A portrait of the Duffing system.Following are three examples of Duffing IRs taken randomly from a large list of MATLAB-generated files. Notice that except for volume normalisation and a bit of fading out, those IRs are really what is generated by MATLAB, no EQs or post-processing.

[Audio example: Example_DuffAsymAmbs_Light_3.50.wav]

[Corresponding IR: IR_DuffAsymAmbs_Light_3.50.wav]

[Audio example: Example_Duffing_8000_X1.5.wav]

[Corresponding IR: IR_Duffing_8000_X1.5.wav]

[Audio example: Example_Duffing_32000_X2.1.wav]

[Corresponding IR: IR_Duffing_32000_X2.1.wav]

Chaotic dynamical systems can provide an infinite variety of timbre in terms of impulse responses.
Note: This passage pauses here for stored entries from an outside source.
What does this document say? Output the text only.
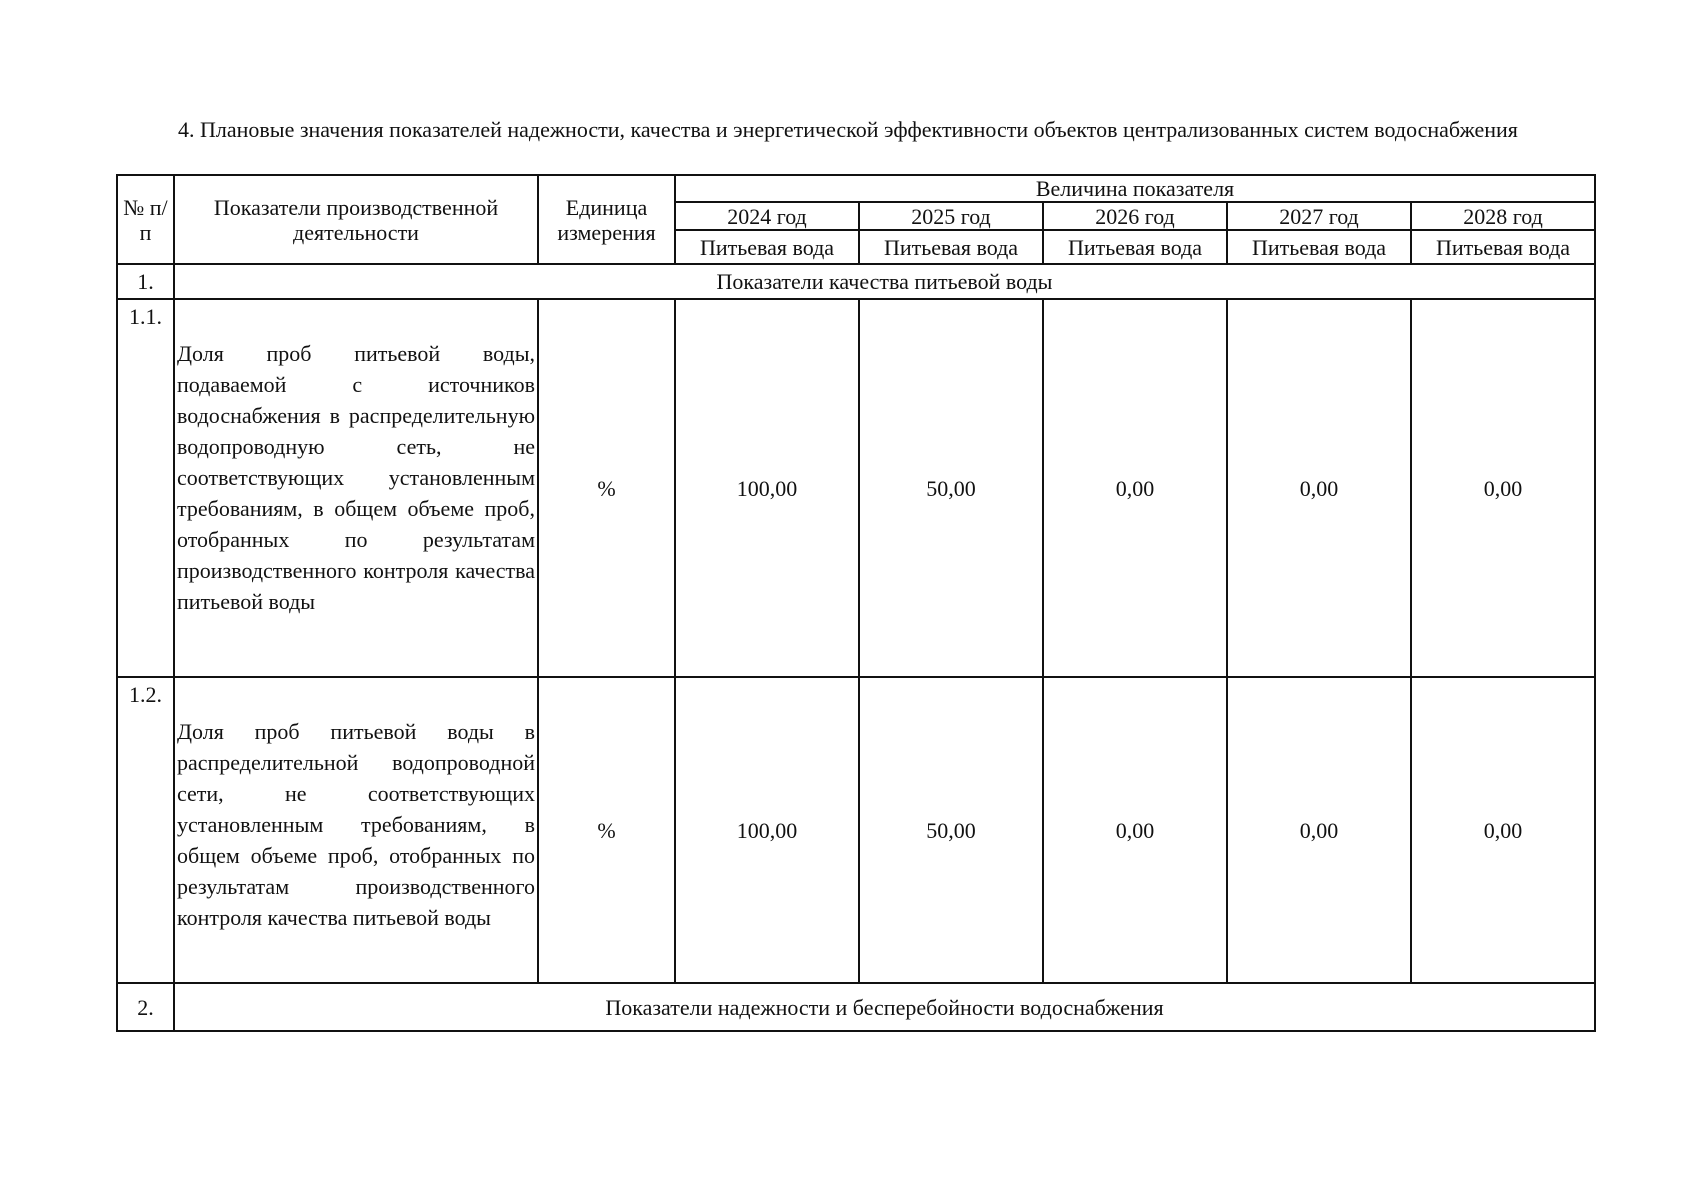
4. Плановые значения показателей надежности, качества и энергетической эффективности объектов централизованных систем водоснабжения

№ п/п	Показатели производственной деятельности	Единица измерения	Величина показателя				
			2024 год	2025 год	2026 год	2027 год	2028 год
			Питьевая вода	Питьевая вода	Питьевая вода	Питьевая вода	Питьевая вода
1.	Показатели качества питьевой воды						
1.1.	Доля проб питьевой воды, подаваемой с источников водоснабжения в распределительную водопроводную сеть, не соответствующих установленным требованиям, в общем объеме проб, отобранных по результатам производственного контроля качества питьевой воды	%	100,00	50,00	0,00	0,00	0,00
1.2.	Доля проб питьевой воды в распределительной водопроводной сети, не соответствующих установленным требованиям, в общем объеме проб, отобранных по результатам производственного контроля качества питьевой воды	%	100,00	50,00	0,00	0,00	0,00
2.	Показатели надежности и бесперебойности водоснабжения						
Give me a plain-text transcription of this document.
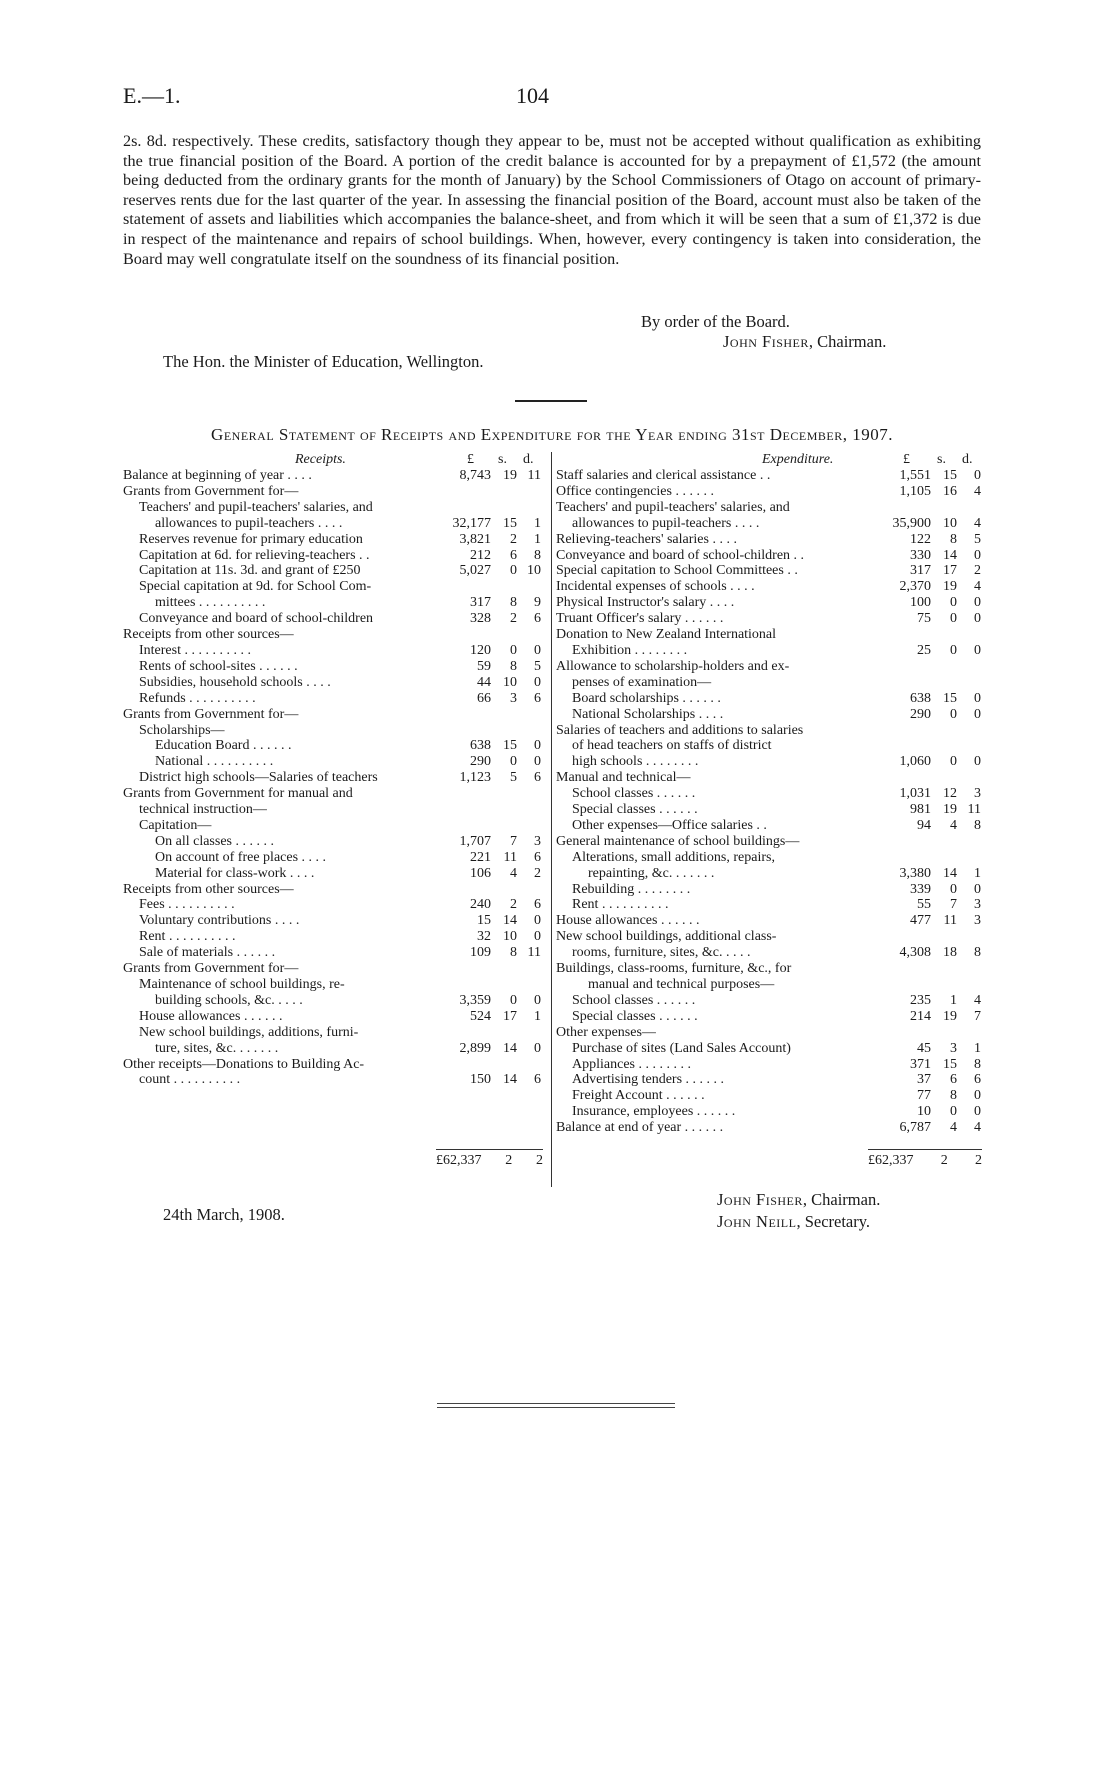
E.—1.	104

2s. 8d. respectively. These credits, satisfactory though they appear to be, must not be accepted without qualification as exhibiting the true financial position of the Board. A portion of the credit balance is accounted for by a prepayment of £1,572 (the amount being deducted from the ordinary grants for the month of January) by the School Commissioners of Otago on account of primary-reserves rents due for the last quarter of the year. In assessing the financial position of the Board, account must also be taken of the statement of assets and liabilities which accompanies the balance-sheet, and from which it will be seen that a sum of £1,372 is due in respect of the maintenance and repairs of school buildings. When, however, every contingency is taken into consideration, the Board may well congratulate itself on the soundness of its financial position.

By order of the Board.
John Fisher, Chairman.
The Hon. the Minister of Education, Wellington.
General Statement of Receipts and Expenditure for the Year ending 31st December, 1907.
Receipts.	Expenditure.
£ s. d.	£ s. d.
Balance at beginning of year . . . .	8,743	19	11
Grants from Government for—			
Teachers' and pupil-teachers' salaries, and			
allowances to pupil-teachers . . . .	32,177	15	1
Reserves revenue for primary education	3,821	2	1
Capitation at 6d. for relieving-teachers . .	212	6	8
Capitation at 11s. 3d. and grant of £250	5,027	0	10
Special capitation at 9d. for School Com-			
mittees . . . . . . . . . .	317	8	9
Conveyance and board of school-children	328	2	6
Receipts from other sources—			
Interest . . . . . . . . . .	120	0	0
Rents of school-sites . . . . . .	59	8	5
Subsidies, household schools . . . .	44	10	0
Refunds . . . . . . . . . .	66	3	6
Grants from Government for—			
Scholarships—			
Education Board . . . . . .	638	15	0
National . . . . . . . . . .	290	0	0
District high schools—Salaries of teachers	1,123	5	6
Grants from Government for manual and			
technical instruction—			
Capitation—			
On all classes . . . . . .	1,707	7	3
On account of free places . . . .	221	11	6
Material for class-work . . . .	106	4	2
Receipts from other sources—			
Fees . . . . . . . . . .	240	2	6
Voluntary contributions . . . .	15	14	0
Rent . . . . . . . . . .	32	10	0
Sale of materials . . . . . .	109	8	11
Grants from Government for—			
Maintenance of school buildings, re-			
building schools, &c. . . . .	3,359	0	0
House allowances . . . . . .	524	17	1
New school buildings, additions, furni-			
ture, sites, &c. . . . . . .	2,899	14	0
Other receipts—Donations to Building Ac-			
count . . . . . . . . . .	150	14	6
Staff salaries and clerical assistance . .	1,551	15	0
Office contingencies . . . . . .	1,105	16	4
Teachers' and pupil-teachers' salaries, and			
allowances to pupil-teachers . . . .	35,900	10	4
Relieving-teachers' salaries . . . .	122	8	5
Conveyance and board of school-children . .	330	14	0
Special capitation to School Committees . .	317	17	2
Incidental expenses of schools . . . .	2,370	19	4
Physical Instructor's salary . . . .	100	0	0
Truant Officer's salary . . . . . .	75	0	0
Donation to New Zealand International			
Exhibition . . . . . . . .	25	0	0
Allowance to scholarship-holders and ex-			
penses of examination—			
Board scholarships . . . . . .	638	15	0
National Scholarships . . . .	290	0	0
Salaries of teachers and additions to salaries			
of head teachers on staffs of district			
high schools . . . . . . . .	1,060	0	0
Manual and technical—			
School classes . . . . . .	1,031	12	3
Special classes . . . . . .	981	19	11
Other expenses—Office salaries . .	94	4	8
General maintenance of school buildings—			
Alterations, small additions, repairs,			
repainting, &c. . . . . . .	3,380	14	1
Rebuilding . . . . . . . .	339	0	0
Rent . . . . . . . . . .	55	7	3
House allowances . . . . . .	477	11	3
New school buildings, additional class-			
rooms, furniture, sites, &c. . . . .	4,308	18	8
Buildings, class-rooms, furniture, &c., for			
manual and technical purposes—			
School classes . . . . . .	235	1	4
Special classes . . . . . .	214	19	7
Other expenses—			
Purchase of sites (Land Sales Account)	45	3	1
Appliances . . . . . . . .	371	15	8
Advertising tenders . . . . . .	37	6	6
Freight Account . . . . . .	77	8	0
Insurance, employees . . . . . .	10	0	0
Balance at end of year . . . . . .	6,787	4	4
£62,337 2 2	£62,337 2 2
24th March, 1908.
John Fisher, Chairman.
John Neill, Secretary.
Following is a model of the MATLAB code required to produce mono Duffing IRs. Actual code may include tweakings that could make it longer.
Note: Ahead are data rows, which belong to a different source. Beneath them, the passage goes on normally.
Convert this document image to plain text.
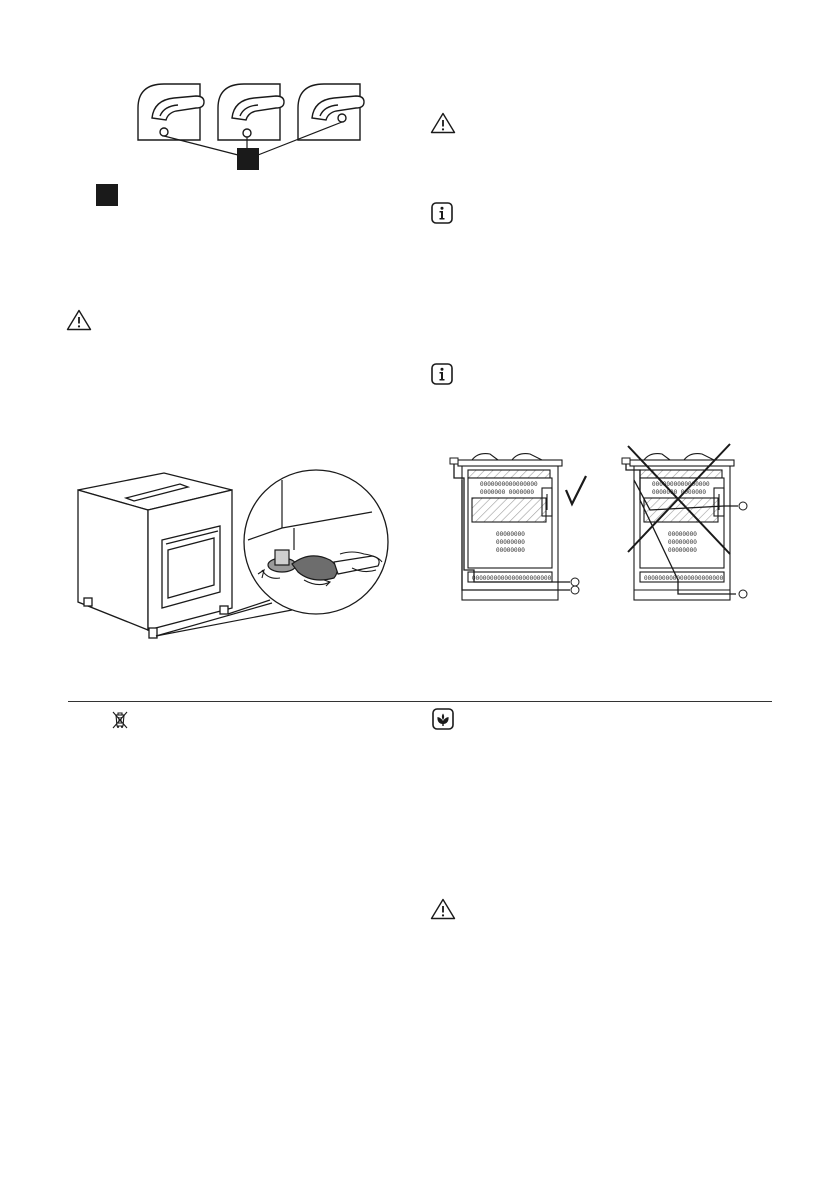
0000000000000000
0000000 0000000
00000000
00000000
00000000
0000000000000000000000
0000000000000000
0000000 0000000
00000000
00000000
00000000
0000000000000000000000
(A1) function [] = create_duffing() % the main function

(A2) global gamma omega epsilon GAM OMEG % declaration of global variables

(A3) gamma=0.1; omega=1; epsilon=0.25; OMEG=2; % system paramaters

(A4) length = 16000 ; % IR length settings in samples

(A5) [t x]=ode45(@A_duffing,0:2*pi/OMEG/50:length,[0 1]); % actual system calculation

(A6) X = x(:,1); % retrieval of one of the variables

(A7) XF = fft(X); % FFT

(A8) XF = XF(1:length(XF)/2); % takes the first half of FFT

(A9) X = real(XF).^2 + imag(XF).^2; % calculates the power spectrum

(A10) wavwrite(X,44100,24,'filename.wav'); % writes the file

(A11) end % closes the function

(B1) function xdot=duffing(t,x) % the system function

(B2) global gamma omega epsilon GAM OMEG % declaration of global variables

(B3) xdot(1)=-gamma*x(1)+omega^2*x(2)-epsilon*x(2)^3+GAM*cos(OMEG*t); % system equation, line 1

(B4) xdot(2)=x(1); % system equation, line 2

(B5) xdot=xdot'; % system equation, line 3

(B6) end % closes the function

Notice that in line A6, we choose one of the two system variables. In line A9, we reduce the two dimensions of the spectrum into one, by calculating the power spectrum from imaginary and real parts. We could have kept the two variables, and then for each variable, the two dimensions of the spectrum: that would have created four-channel, true stereo-to-stereo IRs.

I hope this article has encouraged you to investigate the potential of MATLAB and similar programs as sources of impulse responses. Happy experimenting!